Übersicht über den Hirt des Hermas

Vis I-IV Das Visionenbuch
Vis I 1,1f. „Vorgeschichte“ - Die Sünde des Hermas
Vis I 1,3-2,1 Die Anklage
Vis I 2,2-3,2 Die Sünden des Hermas
Vis I 3,3-4,3 Drohung und Verheißung
Vis II 1,1-3,4 Bußnotwendigkeit und Bußfrist (der Himmelsbrief)
Vis II 4,1-3 Die Identität der Greisin, Verbreitung der neuen Bußlehre
Vis III 1,1-2,3a Belehrungen über Besserung, Buße und Vollkommenheit
Vis III 2,3b-3,1a Die Allegorie vom Turmbau und den Steinen
Vis III 3,1b-7,6 Kirche, Buß- und Heilsstufen
Vis III 8,1-11a Die Tugenden des Christentums
Vis III 8,11b-9,10 Kritik und Mahnrede
Vis III 10,1-13,4 Die Kirche auf dem Weg zu Buße und Besserung
Vis IV 1,1-3,7 Die "kommende große Not" des Glaubens
   
Vis V - Sim X Das Hirtenbuch
Vis V Auftritt und Auftrag des Hirten
Mand I Glaube, Gottesfurcht, Enthaltsamkeit
Mand II Lauterkeit
Mand III Wahrheit
Mand IV Sexual- und Ehemoral, Bußmöglichkeit und Bußfrist
Mand V Geduld und Jähzorn
Mand VI Der Glaube
Mand VII Die Furcht
Mand VIII Die Enthaltsamkeit
Mand IX Der Zweifel
Mand X Die Traurigkeit
Mand XI Propheten und Pseudopropheten (Zweifel und Vertrauen)
Mand XII Böse und gute Begierde
Sim I Die Christen und die Welt (Die fremde und die Heimatstadt)
Sim II Die reichen und die armen Christen (Ulme und Weinstock)
Sim III Die Unerkennbarkeit der Gerechten in dieser Weltzeit (Der winterliche Wald)
Sim IV Die künftige Offenlegung der Unterschiede zwischen Heiden, Sündern und Gerechten (Der sommerliche Wald)
Sim V Vom wahren Fasten, christologische Deutung (Der treue Sklave)
Sim VI Sünde, Strafe, Buße, Genuss (Der Engel der Schwelgerei und der Strafengel)
Sim VII Sündenstrafe und Buße
Sim VIII Die Notwendigkeit und überwältigende Wirkung der Buße (Der Weidenbaum)
Sim IX 1,1-3 Die Perioden der Offenbarung
Sim IX 1,4-2,7 Die Vision von zwölf Bergen, Feld und Tor
Sim IX 3,1-4,8 Die Vision vom Turmbau 
Sim IX 5,1-11,8 Überprüfung und Ausbesserung des Turmes
Sim IX 11,9-16,7 Die Deutung von Fels, Tor, Turm und Steinen
Sim IX 17,1-29,3 Die Deutung der zwölf Berge
Sim IX 29,4-31,2 Die Deutung der Steine aus der Ebene
Sim IX 31,3-33,3 Schlußmahnung
Sim X Das Vermächtnis des „heiligsten Engels“ (Erscheinung Christi)

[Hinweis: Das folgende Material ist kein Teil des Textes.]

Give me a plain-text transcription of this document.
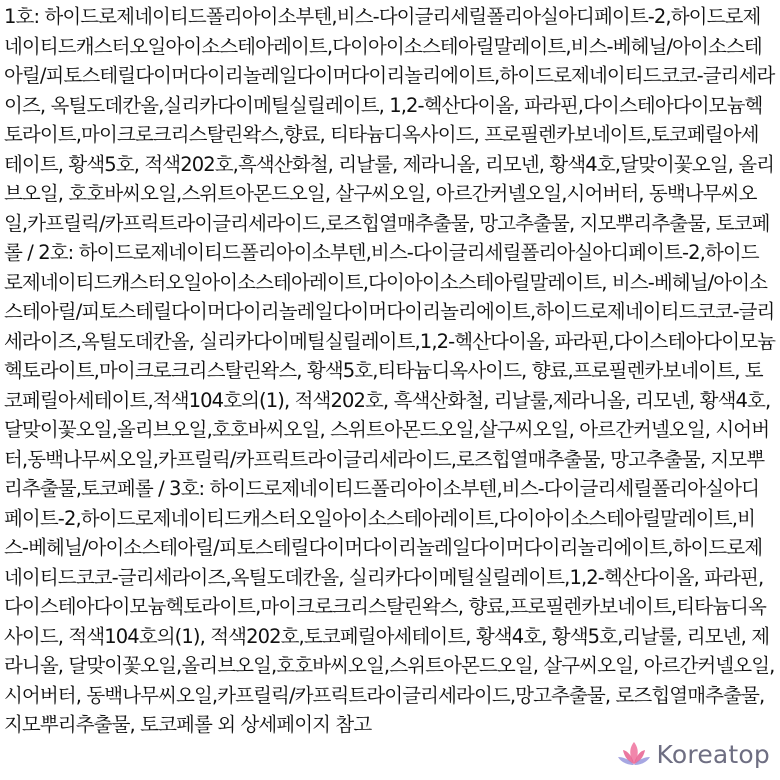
1호: 하이드로제네이티드폴리아이소부텐,비스-다이글리세릴폴리아실아디페이트-2,하이드로제네이티드캐스터오일아이소스테아레이트,다이아이소스테아릴말레이트,비스-베헤닐/아이소스테아릴/피토스테릴다이머다이리놀레일다이머다이리놀리에이트,하이드로제네이티드코코-글리세라이즈, 옥틸도데칸올,실리카다이메틸실릴레이트, 1,2-헥산다이올, 파라핀,다이스테아다이모늄헥토라이트,마이크로크리스탈린왁스,향료, 티타늄디옥사이드, 프로필렌카보네이트,토코페릴아세테이트, 황색5호, 적색202호,흑색산화철, 리날룰, 제라니올, 리모넨, 황색4호,달맞이꽃오일, 올리브오일, 호호바씨오일,스위트아몬드오일, 살구씨오일, 아르간커넬오일,시어버터, 동백나무씨오일,카프릴릭/카프릭트라이글리세라이드,로즈힙열매추출물, 망고추출물, 지모뿌리추출물, 토코페롤 / 2호: 하이드로제네이티드폴리아이소부텐,비스-다이글리세릴폴리아실아디페이트-2,하이드로제네이티드캐스터오일아이소스테아레이트,다이아이소스테아릴말레이트, 비스-베헤닐/아이소스테아릴/피토스테릴다이머다이리놀레일다이머다이리놀리에이트,하이드로제네이티드코코-글리세라이즈,옥틸도데칸올, 실리카다이메틸실릴레이트,1,2-헥산다이올, 파라핀,다이스테아다이모늄헥토라이트,마이크로크리스탈린왁스, 황색5호,티타늄디옥사이드, 향료,프로필렌카보네이트, 토코페릴아세테이트,적색104호의(1), 적색202호, 흑색산화철, 리날룰,제라니올, 리모넨, 황색4호, 달맞이꽃오일,올리브오일,호호바씨오일, 스위트아몬드오일,살구씨오일, 아르간커넬오일, 시어버터,동백나무씨오일,카프릴릭/카프릭트라이글리세라이드,로즈힙열매추출물, 망고추출물, 지모뿌리추출물,토코페롤 / 3호: 하이드로제네이티드폴리아이소부텐,비스-다이글리세릴폴리아실아디페이트-2,하이드로제네이티드캐스터오일아이소스테아레이트,다이아이소스테아릴말레이트,비스-베헤닐/아이소스테아릴/피토스테릴다이머다이리놀레일다이머다이리놀리에이트,하이드로제네이티드코코-글리세라이즈,옥틸도데칸올, 실리카다이메틸실릴레이트,1,2-헥산다이올, 파라핀,다이스테아다이모늄헥토라이트,마이크로크리스탈린왁스, 향료,프로필렌카보네이트,티타늄디옥사이드, 적색104호의(1), 적색202호,토코페릴아세테이트, 황색4호, 황색5호,리날룰, 리모넨, 제라니올, 달맞이꽃오일,올리브오일,호호바씨오일,스위트아몬드오일, 살구씨오일, 아르간커넬오일,시어버터, 동백나무씨오일,카프릴릭/카프릭트라이글리세라이드,망고추출물, 로즈힙열매추출물,지모뿌리추출물, 토코페롤 외 상세페이지 참고
Koreatop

Der Herm ist die Schrift unter den Apostolischen Vätern, die in der Alten Kirche die größte Bedeutung erlangt hat. Zeitweilig hatte er faktisch kanonische Bedeutung. Erst im Zuge der Auseinandersetzung mit der Gnosis und dem Montanismus wurde sein Einfluss langsam zurückgedrängt, da er theologisch zu wenig eindeutig schien. Im krassen Gegensatz zu dieser Bedeutung in der Frühzeit der Kirche steht die Mühe, die viele Ausleger heute mit dem Herm haben, der durch ermüdende Wiederholungen, Unschärfe in der Argumentation und eine wuchernde Bilderflut als ein sehr fremdes Buch erscheint.

Der Verfasser

Der Verfasser dieser merkwürdigen Schrift teilt außer seinem Namen noch eine ganze Reihe weiterer Details aus seinem Leben mit. Er nutzt diese Angaben allerdings, um Modelle für typische christliche Verhaltensweisen zu konstruieren. Man kann deshalb nicht sicher sein, was davon Fiktion ist. Andererseits war Hermas sicher eine Person, die in dem Teil der römischen Gemeinde, den er ansprach, bekannt war. Die Angaben zur Person waren für die Adressaten also nachprüfbar. Hermas war nach seinen Angaben früher Sklave, der nach seinem Verkauf nach Rom freigelassen worden war. Er ist Christ geworden und offenbar nicht allzu glücklich verheiratet. Auch seine Kinder bereiten ihm erheblichen Kummer, denn sie haben ihre Eltern während einer Verfolgung an die Behörden verraten. Anscheinend haben sie Hermas auch geschäftlich geschädigt. Er hat früher wirtschaftlich bessere Zeiten gesehen, besitzt aber immerhin noch einiges an Land. Beruflich war er wohl ein kleiner Geschäftsmann, den die täglichen Sorgen so sehr quälten, dass er sie als Strafe für seine Sünden verstand. Es fällt auf, dass ihn das Thema Reichtum und Besitz häufig beschäftigt. Die Gedankenwelt des Herm ist ganz von dem sozialen Milieu seines Verfassers geprägt, der unter der Spannung zwischen dem alltäglichen „business as usual“ und dem moralischen Anspruch der christlichen Gemeinde leidet.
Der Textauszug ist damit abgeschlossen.